After 66.0 min, 37.0% of a compound has decomposed. What is the half-life of this reaction...

After 76.0 min, 31.0% of a compound has decomposed. What is the half-life of this reaction...

After 76.0 min, 31.0% of a compound has decomposed. What is the half-life of this reaction assuming first-order kinetics? ?= min

After 58.0 min, 24.0% of a compound has decomposed. What is the half-life of this reaction...

After 58.0 min, 24.0% of a compound has decomposed. What is the half-life of this reaction assuming first-order kinetics?

After 70.0 min, 20.0% of a compound has decomposed. What is the half-life of this reaction...

After 70.0 min, 20.0% of a compound has decomposed. What is the half-life of this reaction assuming first-order kinetics?

After 47.0 min, 20.0% of a compound has decomposed. What is the half-life of this reaction...

After 47.0 min, 20.0% of a compound has decomposed. What is the half-life of this reaction assuming first-order kinetics?

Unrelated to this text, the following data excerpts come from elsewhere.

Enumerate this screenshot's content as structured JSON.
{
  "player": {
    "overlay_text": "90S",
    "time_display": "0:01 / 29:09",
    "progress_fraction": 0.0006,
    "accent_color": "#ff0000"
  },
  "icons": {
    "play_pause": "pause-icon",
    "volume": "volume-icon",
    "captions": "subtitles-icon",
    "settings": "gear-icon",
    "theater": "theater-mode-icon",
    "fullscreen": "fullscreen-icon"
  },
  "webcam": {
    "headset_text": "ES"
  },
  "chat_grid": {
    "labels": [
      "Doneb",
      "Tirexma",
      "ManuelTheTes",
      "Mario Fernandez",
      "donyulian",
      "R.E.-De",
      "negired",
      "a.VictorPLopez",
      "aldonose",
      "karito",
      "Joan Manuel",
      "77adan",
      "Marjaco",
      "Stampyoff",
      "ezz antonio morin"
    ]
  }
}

After 49.0 min, 29.0% of a compound has decomposed. What is the half-life of this reaction...

After 49.0 min, 29.0% of a compound has decomposed. What is the half-life of this reaction assuming first-order kinetics?

13.What is the half-life in minutes of a compound if 75.0 percent of a given sample...

13.What is the half-life in minutes of a compound if 75.0 percent of a given sample decomposes in 30.0 minutes? Assume first-order kinetics. The thermal decomposition of phosphine (PH3) into phosphorus and molecular hydrogen is a first-order reaction: 4PH3(g) → P(g) + 6H2(g) The half-life of the reaction is 35.0 s at 680°C. Calculate the first-order rate constant for the reaction: s−1 Calculate the time required for 88.0 percent of the phosphine to decompose: s

The isotope 2712Mg has a half-life of 9.46 min. Determine the time interval (in min) required...

The isotope 2712Mg has a half-life of 9.46 min. Determine the time interval (in min) required for the activity of a sample of this isotope to decrease to 37.0% of its original value.

The decomposition of A to B is a first-order reaction with a half-life of 85.9 min...

The decomposition of A to B is a first-order reaction with a half-life of 85.9 min when the initial concentration of A is 0.483 M: A → 2B How long will it take for this initial concentration of A to decrease by 23.0%? PLEASE HURRY I DONT HAVE MUCH TIME TO ANSWER THIS

in a first order decomposition reaction, 50.0% of a compound decomposes in 15.0 min (a) what...

in a first order decomposition reaction, 50.0% of a compound decomposes in 15.0 min (a) what is the rate constant of the reaction? (b) how long does it take for 75.0% of the compound to decompose

The rate constant for the first-order decomposition of a compound A in the reaction 2 A...

The rate constant for the first-order decomposition of a compound A in the reaction 2 A  P is k, =3.56 x 10-7 s-1 at 25°C. What is the half-life of A? What will be the pressure, initially 33.0 kPa at (a) 50 s, (b) 20 min, (c) 20 h after initiation of the reaction?